No, and the reason is built into how Orthodoxy speaks of God at all. Its theology is apophatic: God is beyond being, beyond name, known finally in what He is not. You cannot construct the uncreated out of created parts, and AI is created through and through. It can be a useful tool, even a servant of good work — but the divine it could never resemble is, by definition, the One no hand can make. The Godhood Index keeps the score attribute by attribute; the religion map sets Orthodoxy's answer of theosis beside the rest.

See where the question stands today on the Godhood Index — a daily reading of how close AI is to God.

Common questions

What is the Orthodox Christian view of AI?

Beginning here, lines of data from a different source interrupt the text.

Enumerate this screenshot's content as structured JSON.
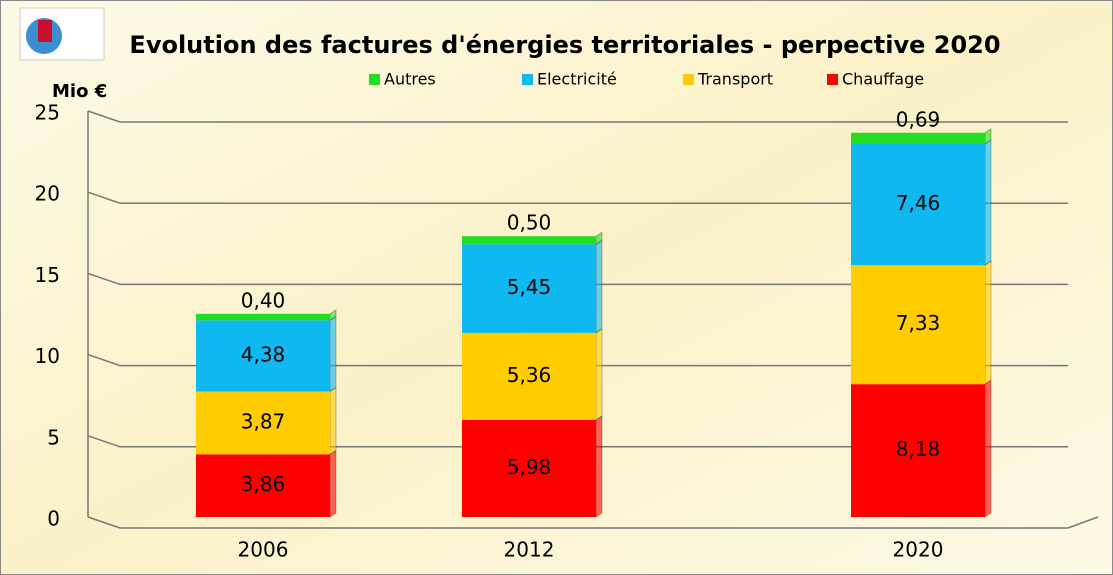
{
  "chart_data": {
    "type": "bar",
    "stacked": true,
    "title": "Evolution des factures d'énergies territoriales - perpective 2020",
    "y_axis_label": "Mio €",
    "categories": [
      "2006",
      "2012",
      "2020"
    ],
    "series": [
      {
        "name": "Chauffage",
        "color": "#ff0000",
        "values": [
          3.86,
          5.98,
          8.18
        ],
        "value_labels": [
          "3,86",
          "5,98",
          "8,18"
        ]
      },
      {
        "name": "Transport",
        "color": "#ffcc00",
        "values": [
          3.87,
          5.36,
          7.33
        ],
        "value_labels": [
          "3,87",
          "5,36",
          "7,33"
        ]
      },
      {
        "name": "Electricité",
        "color": "#0fb8f0",
        "values": [
          4.38,
          5.45,
          7.46
        ],
        "value_labels": [
          "4,38",
          "5,45",
          "7,46"
        ]
      },
      {
        "name": "Autres",
        "color": "#22dd22",
        "values": [
          0.4,
          0.5,
          0.69
        ],
        "value_labels": [
          "0,40",
          "0,50",
          "0,69"
        ]
      }
    ],
    "ylim": [
      0,
      25
    ],
    "yticks": [
      0,
      5,
      10,
      15,
      20,
      25
    ],
    "grid": true
  }
}
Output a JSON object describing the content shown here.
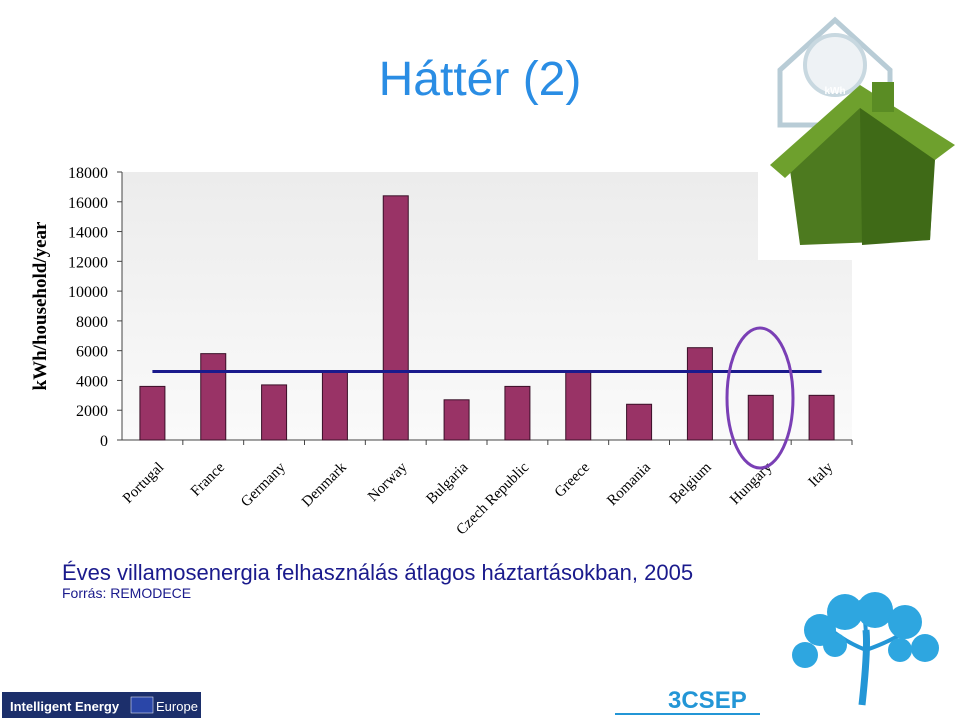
{
  "title": "Háttér (2)",
  "chart_data": {
    "type": "bar",
    "ylabel": "kWh/household/year",
    "categories": [
      "Portugal",
      "France",
      "Germany",
      "Denmark",
      "Norway",
      "Bulgaria",
      "Czech Republic",
      "Greece",
      "Romania",
      "Belgium",
      "Hungary",
      "Italy"
    ],
    "values": [
      3600,
      5800,
      3700,
      4600,
      16400,
      2700,
      3600,
      4600,
      2400,
      6200,
      3000,
      3000
    ],
    "color": "#993366",
    "ylim": [
      0,
      18000
    ],
    "yticks": [
      0,
      2000,
      4000,
      6000,
      8000,
      10000,
      12000,
      14000,
      16000,
      18000
    ],
    "reference_line": {
      "value": 4600,
      "color": "#1a1a8c"
    }
  },
  "caption": "Éves villamosenergia felhasználás átlagos háztartásokban, 2005",
  "source": "Forrás: REMODECE",
  "logos": {
    "meter": "kWh",
    "program": "Intelligent Energy",
    "eu": "Europe",
    "project": "3CSEP"
  }
}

Orthodoxy permits AI as a tool but denies it any share in the divine. Its framework is theosis — humanity's calling to union with God — which a machine, lacking a soul and the nous (spiritual heart), cannot enter. AI is a creature: useful, but not a person.

What is theosis?

Theosis (deification) is the Orthodox teaching that humans are made to share in God's life — to “become by grace what God is by nature.” Guarded by the essence–energies distinction of St. Gregory Palamas, it is the human calling AI has no part in.

Why does Orthodoxy oppose transhumanism?

Orthodox thinkers see transhumanism — mind uploading, engineered immortality, self-perfection by technology — as a counterfeit of theosis: salvation by machinery instead of communion with God, and a revival of the old gnostic urge to escape the body.

Could AI be God in Orthodox Christianity?

No. Orthodox theology is apophatic — God is beyond being and cannot be built from created parts. AI is created through and through, so it can never be the uncreated God, however capable it becomes.